# MS660 Magnum Muffler Mod



## jeffesonm (Sep 19, 2013)

My DTI TT-20K just arrived in the mail so I'd like to mod the muffler on the MS660.  As I understand it you basically enlarge the hole (or create another one) so the total area is about 75-80% the exhaust port area.  Then re-tune (2,500 rpm idle and 13,500 rpm WOT as per the manual).

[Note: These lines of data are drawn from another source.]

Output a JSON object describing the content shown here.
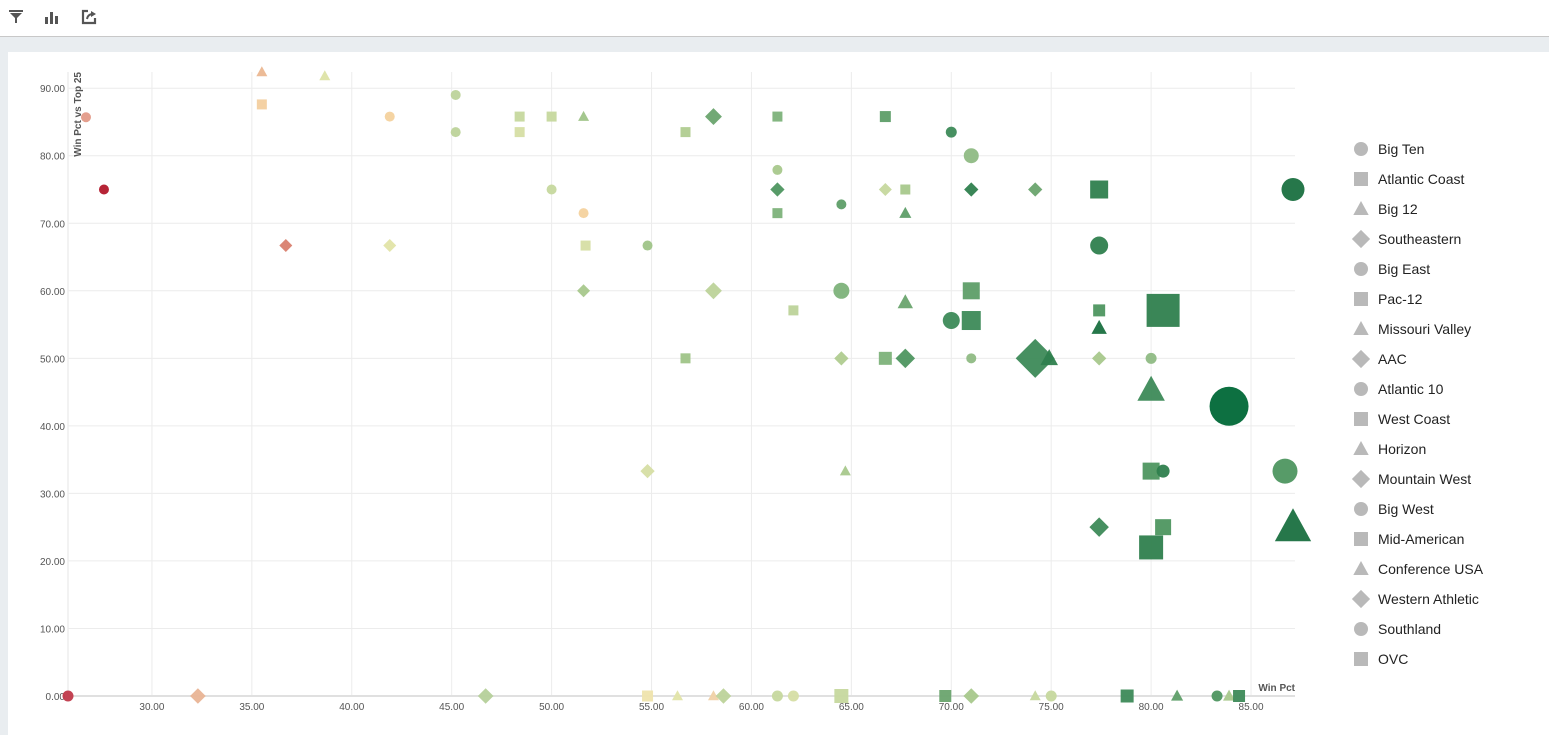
{
  "toolbar": {
    "icons": [
      "filter-icon",
      "bar-chart-icon",
      "export-icon"
    ]
  },
  "chart_data": {
    "type": "scatter",
    "xlabel": "Win Pct",
    "ylabel": "Win Pct vs Top 25",
    "xlim": [
      25.8,
      87.2
    ],
    "ylim": [
      0,
      92.4
    ],
    "xticks": [
      "30.00",
      "35.00",
      "40.00",
      "45.00",
      "50.00",
      "55.00",
      "60.00",
      "65.00",
      "70.00",
      "75.00",
      "80.00",
      "85.00"
    ],
    "yticks": [
      "0.00",
      "10.00",
      "20.00",
      "30.00",
      "40.00",
      "50.00",
      "60.00",
      "70.00",
      "80.00",
      "90.00"
    ],
    "grid": true,
    "legend_position": "right",
    "legend": [
      {
        "label": "Big Ten",
        "shape": "circle"
      },
      {
        "label": "Atlantic Coast",
        "shape": "square"
      },
      {
        "label": "Big 12",
        "shape": "triangle"
      },
      {
        "label": "Southeastern",
        "shape": "diamond"
      },
      {
        "label": "Big East",
        "shape": "circle"
      },
      {
        "label": "Pac-12",
        "shape": "square"
      },
      {
        "label": "Missouri Valley",
        "shape": "triangle"
      },
      {
        "label": "AAC",
        "shape": "diamond"
      },
      {
        "label": "Atlantic 10",
        "shape": "circle"
      },
      {
        "label": "West Coast",
        "shape": "square"
      },
      {
        "label": "Horizon",
        "shape": "triangle"
      },
      {
        "label": "Mountain West",
        "shape": "diamond"
      },
      {
        "label": "Big West",
        "shape": "circle"
      },
      {
        "label": "Mid-American",
        "shape": "square"
      },
      {
        "label": "Conference USA",
        "shape": "triangle"
      },
      {
        "label": "Western Athletic",
        "shape": "diamond"
      },
      {
        "label": "Southland",
        "shape": "circle"
      },
      {
        "label": "OVC",
        "shape": "square"
      }
    ],
    "legend_color": "#b5b5b5",
    "points": [
      {
        "x": 26.7,
        "y": 85.7,
        "shape": "circle",
        "size": 1,
        "color": "#e39a88"
      },
      {
        "x": 27.6,
        "y": 75,
        "shape": "circle",
        "size": 1,
        "color": "#b2182b"
      },
      {
        "x": 35.5,
        "y": 92.4,
        "shape": "triangle",
        "size": 1,
        "color": "#ebb791"
      },
      {
        "x": 35.5,
        "y": 87.6,
        "shape": "square",
        "size": 1,
        "color": "#f3cf9f"
      },
      {
        "x": 38.65,
        "y": 91.8,
        "shape": "triangle",
        "size": 1,
        "color": "#dde3a6"
      },
      {
        "x": 36.7,
        "y": 66.7,
        "shape": "diamond",
        "size": 1,
        "color": "#d9806e"
      },
      {
        "x": 41.9,
        "y": 85.8,
        "shape": "circle",
        "size": 1,
        "color": "#f4d29e"
      },
      {
        "x": 41.9,
        "y": 66.7,
        "shape": "diamond",
        "size": 1,
        "color": "#e2e4a8"
      },
      {
        "x": 45.2,
        "y": 89,
        "shape": "circle",
        "size": 1,
        "color": "#bdd39a"
      },
      {
        "x": 45.2,
        "y": 83.5,
        "shape": "circle",
        "size": 1,
        "color": "#bdd39a"
      },
      {
        "x": 48.4,
        "y": 85.8,
        "shape": "square",
        "size": 1,
        "color": "#c6d89e"
      },
      {
        "x": 48.4,
        "y": 83.5,
        "shape": "square",
        "size": 1,
        "color": "#d6dea4"
      },
      {
        "x": 50,
        "y": 85.8,
        "shape": "square",
        "size": 1,
        "color": "#c6d89e"
      },
      {
        "x": 51.6,
        "y": 85.8,
        "shape": "triangle",
        "size": 1,
        "color": "#9fc488"
      },
      {
        "x": 50,
        "y": 75,
        "shape": "circle",
        "size": 1,
        "color": "#c6d89e"
      },
      {
        "x": 51.6,
        "y": 71.5,
        "shape": "circle",
        "size": 1,
        "color": "#f4d29e"
      },
      {
        "x": 51.7,
        "y": 66.7,
        "shape": "square",
        "size": 1,
        "color": "#d6dea4"
      },
      {
        "x": 51.6,
        "y": 60,
        "shape": "diamond",
        "size": 1,
        "color": "#a8c88c"
      },
      {
        "x": 54.8,
        "y": 66.7,
        "shape": "circle",
        "size": 1,
        "color": "#9fc488"
      },
      {
        "x": 56.7,
        "y": 83.5,
        "shape": "square",
        "size": 1,
        "color": "#b0cc90"
      },
      {
        "x": 58.1,
        "y": 85.8,
        "shape": "diamond",
        "size": 1.3,
        "color": "#6aa46e"
      },
      {
        "x": 56.7,
        "y": 50,
        "shape": "square",
        "size": 1,
        "color": "#9fc488"
      },
      {
        "x": 58.1,
        "y": 60,
        "shape": "diamond",
        "size": 1.3,
        "color": "#bdd39a"
      },
      {
        "x": 54.8,
        "y": 33.3,
        "shape": "diamond",
        "size": 1.1,
        "color": "#d6dea4"
      },
      {
        "x": 61.3,
        "y": 85.8,
        "shape": "square",
        "size": 1,
        "color": "#7db27a"
      },
      {
        "x": 61.3,
        "y": 77.9,
        "shape": "circle",
        "size": 1,
        "color": "#a8c88c"
      },
      {
        "x": 61.3,
        "y": 75,
        "shape": "diamond",
        "size": 1.1,
        "color": "#4e9660"
      },
      {
        "x": 61.3,
        "y": 71.5,
        "shape": "square",
        "size": 1,
        "color": "#7db27a"
      },
      {
        "x": 64.5,
        "y": 72.8,
        "shape": "circle",
        "size": 1,
        "color": "#5e9e68"
      },
      {
        "x": 62.1,
        "y": 57.1,
        "shape": "square",
        "size": 1,
        "color": "#bdd39a"
      },
      {
        "x": 64.5,
        "y": 60,
        "shape": "circle",
        "size": 1.6,
        "color": "#7db27a"
      },
      {
        "x": 64.5,
        "y": 50,
        "shape": "diamond",
        "size": 1.1,
        "color": "#b0cc90"
      },
      {
        "x": 64.7,
        "y": 33.3,
        "shape": "triangle",
        "size": 1,
        "color": "#a8c88c"
      },
      {
        "x": 66.7,
        "y": 85.8,
        "shape": "square",
        "size": 1.1,
        "color": "#5e9e68"
      },
      {
        "x": 66.7,
        "y": 75,
        "shape": "diamond",
        "size": 1,
        "color": "#c6d89e"
      },
      {
        "x": 67.7,
        "y": 75,
        "shape": "square",
        "size": 1,
        "color": "#a8c88c"
      },
      {
        "x": 67.7,
        "y": 71.5,
        "shape": "triangle",
        "size": 1.1,
        "color": "#5e9e68"
      },
      {
        "x": 67.7,
        "y": 58.3,
        "shape": "triangle",
        "size": 1.4,
        "color": "#6aa46e"
      },
      {
        "x": 66.7,
        "y": 50,
        "shape": "square",
        "size": 1.3,
        "color": "#7db27a"
      },
      {
        "x": 67.7,
        "y": 50,
        "shape": "diamond",
        "size": 1.5,
        "color": "#4e9660"
      },
      {
        "x": 70,
        "y": 83.5,
        "shape": "circle",
        "size": 1.1,
        "color": "#3d8a58"
      },
      {
        "x": 71,
        "y": 80,
        "shape": "circle",
        "size": 1.5,
        "color": "#8fba84"
      },
      {
        "x": 71,
        "y": 75,
        "shape": "diamond",
        "size": 1.1,
        "color": "#2f7f4e"
      },
      {
        "x": 71,
        "y": 60,
        "shape": "square",
        "size": 1.7,
        "color": "#5e9e68"
      },
      {
        "x": 70,
        "y": 55.6,
        "shape": "circle",
        "size": 1.7,
        "color": "#3d8a58"
      },
      {
        "x": 71,
        "y": 55.6,
        "shape": "square",
        "size": 1.9,
        "color": "#3d8a58"
      },
      {
        "x": 71,
        "y": 50,
        "shape": "circle",
        "size": 1,
        "color": "#8fba84"
      },
      {
        "x": 74.2,
        "y": 75,
        "shape": "diamond",
        "size": 1.1,
        "color": "#6aa46e"
      },
      {
        "x": 74.2,
        "y": 50,
        "shape": "diamond",
        "size": 3,
        "color": "#3d8a58"
      },
      {
        "x": 74.9,
        "y": 50,
        "shape": "triangle",
        "size": 1.6,
        "color": "#2f7f4e"
      },
      {
        "x": 77.4,
        "y": 75,
        "shape": "square",
        "size": 1.8,
        "color": "#2f7f4e"
      },
      {
        "x": 77.4,
        "y": 66.7,
        "shape": "circle",
        "size": 1.8,
        "color": "#2f7f4e"
      },
      {
        "x": 77.4,
        "y": 57.1,
        "shape": "square",
        "size": 1.2,
        "color": "#4e9660"
      },
      {
        "x": 77.4,
        "y": 54.5,
        "shape": "triangle",
        "size": 1.4,
        "color": "#1a7040"
      },
      {
        "x": 77.4,
        "y": 50,
        "shape": "diamond",
        "size": 1.1,
        "color": "#a8c88c"
      },
      {
        "x": 77.4,
        "y": 25,
        "shape": "diamond",
        "size": 1.5,
        "color": "#3d8a58"
      },
      {
        "x": 80.6,
        "y": 57.1,
        "shape": "square",
        "size": 3.3,
        "color": "#2f7f4e"
      },
      {
        "x": 80,
        "y": 50,
        "shape": "circle",
        "size": 1.1,
        "color": "#8fba84"
      },
      {
        "x": 80,
        "y": 45.3,
        "shape": "triangle",
        "size": 2.5,
        "color": "#3d8a58"
      },
      {
        "x": 83.9,
        "y": 42.9,
        "shape": "circle",
        "size": 3.9,
        "color": "#006837"
      },
      {
        "x": 80,
        "y": 33.3,
        "shape": "square",
        "size": 1.7,
        "color": "#4e9660"
      },
      {
        "x": 80.6,
        "y": 33.3,
        "shape": "circle",
        "size": 1.3,
        "color": "#2f7f4e"
      },
      {
        "x": 80.6,
        "y": 25,
        "shape": "square",
        "size": 1.6,
        "color": "#4e9660"
      },
      {
        "x": 80,
        "y": 22,
        "shape": "square",
        "size": 2.4,
        "color": "#2f7f4e"
      },
      {
        "x": 87.1,
        "y": 75,
        "shape": "circle",
        "size": 2.3,
        "color": "#1a7040"
      },
      {
        "x": 86.7,
        "y": 33.3,
        "shape": "circle",
        "size": 2.5,
        "color": "#4e9660"
      },
      {
        "x": 87.1,
        "y": 25,
        "shape": "triangle",
        "size": 3.3,
        "color": "#1a7040"
      },
      {
        "x": 25.8,
        "y": 0,
        "shape": "circle",
        "size": 1.1,
        "color": "#c0394a"
      },
      {
        "x": 32.3,
        "y": 0,
        "shape": "diamond",
        "size": 1.2,
        "color": "#e9b495"
      },
      {
        "x": 46.7,
        "y": 0,
        "shape": "diamond",
        "size": 1.2,
        "color": "#b5d09a"
      },
      {
        "x": 54.8,
        "y": 0,
        "shape": "square",
        "size": 1.1,
        "color": "#efe4ad"
      },
      {
        "x": 56.3,
        "y": 0,
        "shape": "triangle",
        "size": 1,
        "color": "#e2e4a8"
      },
      {
        "x": 58.1,
        "y": 0,
        "shape": "triangle",
        "size": 1,
        "color": "#f0d1a6"
      },
      {
        "x": 58.6,
        "y": 0,
        "shape": "diamond",
        "size": 1.2,
        "color": "#bdd39a"
      },
      {
        "x": 61.3,
        "y": 0,
        "shape": "circle",
        "size": 1.1,
        "color": "#c6d89e"
      },
      {
        "x": 62.1,
        "y": 0,
        "shape": "circle",
        "size": 1.1,
        "color": "#d6dea4"
      },
      {
        "x": 64.5,
        "y": 0,
        "shape": "square",
        "size": 1.4,
        "color": "#c6d89e"
      },
      {
        "x": 69.7,
        "y": 0,
        "shape": "square",
        "size": 1.2,
        "color": "#6aa46e"
      },
      {
        "x": 71,
        "y": 0,
        "shape": "diamond",
        "size": 1.2,
        "color": "#a8c88c"
      },
      {
        "x": 74.2,
        "y": 0,
        "shape": "triangle",
        "size": 1,
        "color": "#c6d89e"
      },
      {
        "x": 75,
        "y": 0,
        "shape": "circle",
        "size": 1.1,
        "color": "#c6d89e"
      },
      {
        "x": 78.8,
        "y": 0,
        "shape": "square",
        "size": 1.3,
        "color": "#3d8a58"
      },
      {
        "x": 81.3,
        "y": 0,
        "shape": "triangle",
        "size": 1.1,
        "color": "#5e9e68"
      },
      {
        "x": 83.3,
        "y": 0,
        "shape": "circle",
        "size": 1.1,
        "color": "#4e9660"
      },
      {
        "x": 83.9,
        "y": 0,
        "shape": "triangle",
        "size": 1.1,
        "color": "#a8c88c"
      },
      {
        "x": 84.4,
        "y": 0,
        "shape": "square",
        "size": 1.2,
        "color": "#3d8a58"
      }
    ]
  }
}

Does that sound right?  Can I get rid of this little cage thingy inside the stock muffler?


----------



## ironworker (Sep 22, 2013)

What I did was drill two holes on the top of the baffle then cut the middle of the holes out with a Dremel making one long hole and then I opened up the ports,as I have a dual port muffler. I believe you can get a cover with a port in it for yours.


----------



## clemsonfor (Sep 22, 2013)

You can buy a cover with an additional port in it so its a dual port.


----------



## clemsonfor (Sep 22, 2013)

I will do this to my 650 once I get it back together and running.


----------



## clemsonfor (Sep 22, 2013)

Its in no shape for a muffler mode now. Well I could do one, but not much point till I get the plastic in.


----------



## jeffesonm (Sep 25, 2013)

Thanks for the info all.

I ended up removing the entire baffle from the muffler.  I used a dremel with a carbide bit to enlarge the stock hole until it was pretty much the entire area behind the stock deflector.  Then I bet a piece of sheet metal and welded it on as a deflector extender.  Finally I spray painted it with high temp grill paint and retuned with my fancy new tach.  Cut some hickory today and it works well... throttle response seems better.





Be easy on the welding... this is the 2nd thing ever I've welded and didn't feel like grinding much.


----------



## ironworker (Sep 28, 2013)

Nice job, how do you like the way it sounds.


----------



## clemsonfor (Sep 28, 2013)

Barry Loyd said:


> Well, maybe I'm master mech ...who knows. Only I do.


Who are you talking to?? That seemed random?


----------



## JOHN BOY (Sep 28, 2013)

The saw will also run alot cooler as well . should help to produce more torque.


----------



## webbie (Sep 29, 2013)

clemsonfor said:


> Who are you talking to?? That seemed random?



Heck if I know....that guy came and went. But, maybe a hint, he was pushing some agendas as if he was here before in force! Your guess is as good as mine. Sad and depressing, actually. You'd think adults would act like same.


----------



## sclarke (Oct 1, 2013)

you may not want to run it at such high rpm. anytime you modify a muffler you run the risk of burning up the cylinder if you do not richin up the carb. 
here is a very helpful link http://www.madsens1.com/mnu_main.htm


----------



## Fifelaker (Oct 2, 2013)

Tune by ear first, then check with a tach if you want a reference.


----------